Tuesday, October 8, 2013

“Increase our faith!”

This is a simple request yet embodies a deeper longing, a humble admission and a willing adherence.

1.      To ask the Lord to increase our faith is to express our desire to understand the things we experience which are beyond our comprehension. We are delighted to have experienced miracles or to encounter extraordinary things yet our intellect is bogged down by the fact that those are beyond words to explain, that they’re just ‘too good to be true.’
2.      To ask the Lord to increase our faith is to acknowledge our ‘littleness’ and limitations. Just because things are beyond our scope that we could not accept or could reject things easily. Our humble admission that without God’s grace we can do nothing is tantamount to the same request the apostles asked, ‘Lord, increase our faith!’
3.      To ask the Lord to increase our faith is to obey, not in the context of ‘no matter what’ but in the context of ‘because the Lord said so.’ Our obedience must not be ‘blind’ but should be rooted in trust and love.
4.      St Thomas Aquinas has this beautiful prayer which expresses the same petition as the Lord’s disciples’ only in an expounded form: "Grant me, O Lord my God, a mind to know you, a heart to seek you, wisdom to find you, conduct pleasing to you, faithful perseverance in waiting for you, and a hope of finally embracing you. Amen."

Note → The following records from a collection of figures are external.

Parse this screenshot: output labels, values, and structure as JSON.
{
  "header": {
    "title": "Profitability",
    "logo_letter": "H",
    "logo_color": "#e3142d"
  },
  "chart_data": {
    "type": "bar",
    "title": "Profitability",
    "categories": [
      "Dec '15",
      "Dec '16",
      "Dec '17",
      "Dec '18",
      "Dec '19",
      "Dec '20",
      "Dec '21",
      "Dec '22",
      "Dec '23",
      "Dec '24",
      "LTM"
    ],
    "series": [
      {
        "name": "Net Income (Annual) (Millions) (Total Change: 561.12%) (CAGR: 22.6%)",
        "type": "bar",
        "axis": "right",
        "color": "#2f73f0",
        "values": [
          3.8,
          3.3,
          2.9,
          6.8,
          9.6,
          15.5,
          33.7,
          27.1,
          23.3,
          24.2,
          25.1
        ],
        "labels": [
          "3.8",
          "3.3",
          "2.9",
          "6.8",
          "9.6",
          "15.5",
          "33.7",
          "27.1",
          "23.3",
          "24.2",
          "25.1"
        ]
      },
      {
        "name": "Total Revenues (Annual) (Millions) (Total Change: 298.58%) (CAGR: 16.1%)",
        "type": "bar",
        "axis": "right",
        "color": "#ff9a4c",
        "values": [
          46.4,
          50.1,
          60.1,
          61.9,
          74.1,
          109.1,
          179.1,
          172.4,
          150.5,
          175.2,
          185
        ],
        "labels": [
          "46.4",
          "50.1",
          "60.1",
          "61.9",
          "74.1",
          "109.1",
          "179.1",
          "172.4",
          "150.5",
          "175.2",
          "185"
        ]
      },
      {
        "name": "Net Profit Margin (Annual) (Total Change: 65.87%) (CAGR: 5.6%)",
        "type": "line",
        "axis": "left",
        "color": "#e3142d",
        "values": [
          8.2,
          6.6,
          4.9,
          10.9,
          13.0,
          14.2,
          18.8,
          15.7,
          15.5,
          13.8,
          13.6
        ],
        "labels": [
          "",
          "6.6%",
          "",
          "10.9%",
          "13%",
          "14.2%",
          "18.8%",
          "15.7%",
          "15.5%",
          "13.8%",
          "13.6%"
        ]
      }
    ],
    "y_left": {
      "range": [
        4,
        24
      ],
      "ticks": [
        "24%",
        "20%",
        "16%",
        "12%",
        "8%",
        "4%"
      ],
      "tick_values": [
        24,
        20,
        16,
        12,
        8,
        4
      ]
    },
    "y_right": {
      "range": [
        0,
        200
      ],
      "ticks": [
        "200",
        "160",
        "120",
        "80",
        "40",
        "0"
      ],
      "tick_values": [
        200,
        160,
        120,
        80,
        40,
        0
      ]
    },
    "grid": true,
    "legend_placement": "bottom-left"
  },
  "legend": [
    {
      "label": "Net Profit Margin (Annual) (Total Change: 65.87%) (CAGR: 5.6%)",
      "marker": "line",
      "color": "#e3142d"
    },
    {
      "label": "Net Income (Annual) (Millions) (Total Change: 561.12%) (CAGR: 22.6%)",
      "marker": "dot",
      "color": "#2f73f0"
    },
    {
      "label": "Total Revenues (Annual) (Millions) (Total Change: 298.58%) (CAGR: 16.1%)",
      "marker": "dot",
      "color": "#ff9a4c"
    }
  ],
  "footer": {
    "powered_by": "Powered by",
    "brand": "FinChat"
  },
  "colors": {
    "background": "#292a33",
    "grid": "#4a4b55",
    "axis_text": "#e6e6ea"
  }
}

“Were your faith the size of a mustard seed you could say to the mulberry tree, be uprooted and planted in the sea, and it would obey you.”

The reply of the Lord seems problematic. True obedience requires reasoning. How can an irrational thing of vegetative soul obey? Or given that it obeys, would it not be contrary to its nature? A sycamore (mulberry) tree does not like to stand in water. It is impossible to plant one in the sea and make it live and grow to bear fruit. But that is exactly the point of the Lord. The exaggeration of his reply pointed to the truth on faith i.e. how powerful faith can be!

In the first place, the Lord:
1.      Desires us to grow in knowledge of Him
2.      Wishes us to grow in love of Him
3.      He is our true friend, one who can be trusted, one who listens, one who keeps his promise to give life, and have it abundantly.

To have a bit of faith (like that of a mustard seed) is a beginning. That is why the Church exhorts us especially in this year of Faith to:
1.      Learn about Jesus Christ
2.      Grow in knowledge of Him and his life
3.      Study, read, preach, share, pray and become obsess because the more we know, the more we grow in love.

Until the time that we embody the words and commands of God that we will be thinking the way He thinks, we will be extending help to others the way He helps, we will love the way He loves. Our help comes from the Lord, and the Lord will supply our needs in order to do the things which are beyond our control.

If we have a faith as small as a sycamore seed, and if today we hear his voice, we must not harden our hearts. Amen.